Eine weitere Grenze von europabezogenen Planspielen stellt das Herstellen eines europäischen Bewusstseins beziehungsweise einer europäischen Identität dar, das nicht direkt durch die Teilnahme an einem Planspiel hergestellt werden kann. Dennoch ist festzuhalten, dass Planspiele eine Auseinandersetzung mit der Europäischen Union auf einer persönlichen Ebene ermöglichen.
Darüber hinaus können schulische Rahmenbedingungen eine Grenze darstellen. Planspiele benötigen entsprechende Räume und Ausstattungen und nehmen mehr Zeit und organisatorischen Aufwand in Anspruch als andere Methoden. Da für die Durchführung von Planspielen ein Zeitraum von mindestens sechseinhalb Stunden empfohlen wird, lassen sie sich meist nicht mit dem üblichen 45-Minuten-Schulstundentakt vereinbaren und werden häufig im Rahmen eines Projekttages oder einer Projektwoche durchgeführt.
Insgesamt lässt sich angesichts der Herausforderungen der EU-Bildung festhalten, dass Planspiele trotz den genannten Grenzen viel Potenzial für die EU-Bildung im Politikunterricht bereithalten.
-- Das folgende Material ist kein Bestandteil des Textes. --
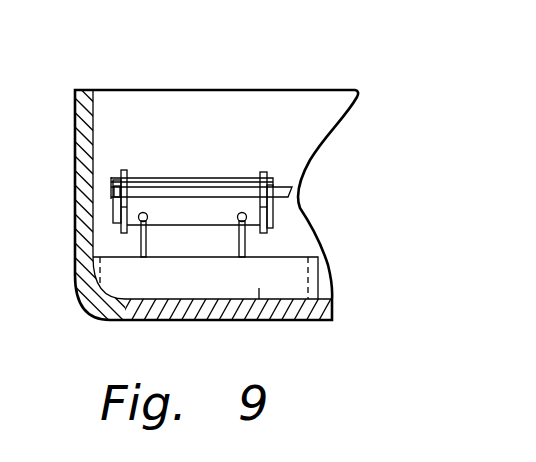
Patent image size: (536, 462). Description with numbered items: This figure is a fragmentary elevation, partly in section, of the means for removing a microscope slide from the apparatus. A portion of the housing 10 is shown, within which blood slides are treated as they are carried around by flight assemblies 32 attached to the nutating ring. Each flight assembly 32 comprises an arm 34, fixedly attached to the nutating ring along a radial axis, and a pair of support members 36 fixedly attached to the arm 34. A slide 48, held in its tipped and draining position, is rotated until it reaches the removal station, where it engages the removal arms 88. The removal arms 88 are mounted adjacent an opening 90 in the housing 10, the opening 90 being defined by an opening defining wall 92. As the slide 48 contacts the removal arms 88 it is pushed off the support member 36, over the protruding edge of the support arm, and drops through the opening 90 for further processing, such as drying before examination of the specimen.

The housing 10 is at (220, 90).
The flight assembly 32 is at (282, 185).
The arm 34 is at (147, 192).
The support member 36 is at (125, 233).
The slide 48 is at (200, 178).
The removal arms 88 is at (238, 242).
The opening 90 is at (270, 322).
The opening defining wall 92 is at (313, 280).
Mit dem Einsatz von europabezogenen Planspielen kann der großen Herausforderung der Komplexität der EU als Unterrichtsgegenstand begegnet werden und die Europäische Union mit ihren verschiedensten Facetten von Schüler*innen wirklichkeitsgerecht wahrgenommen, analysiert und durchdrungen werden. Daher eignen sich europabezogene Planspiele definitiv für den Einsatz in der schulischen EU-Bildung. Die Grenzen, insbesondere in Hinblick auf die Verzerrungen der europäischen Wirklichkeit, müssen dabei jedoch stets beachtet und in der Auswertung eines Planspiels aufgegriffen werden.
Besonders relevant sind auch die angeführten Potenziale für lernschwächere Schüler*innen, wie beispielsweise Schüler*innen im Förderschwerpunkt geistige Entwicklung, die sich allerdings in den Angeboten von Planspielen nicht entsprechend widerspiegeln. Daher wäre es aufschlussreich, diese Zielgruppe bei der Konzeption und Evaluation von Planspielen mehr in den Fokus zu rücken.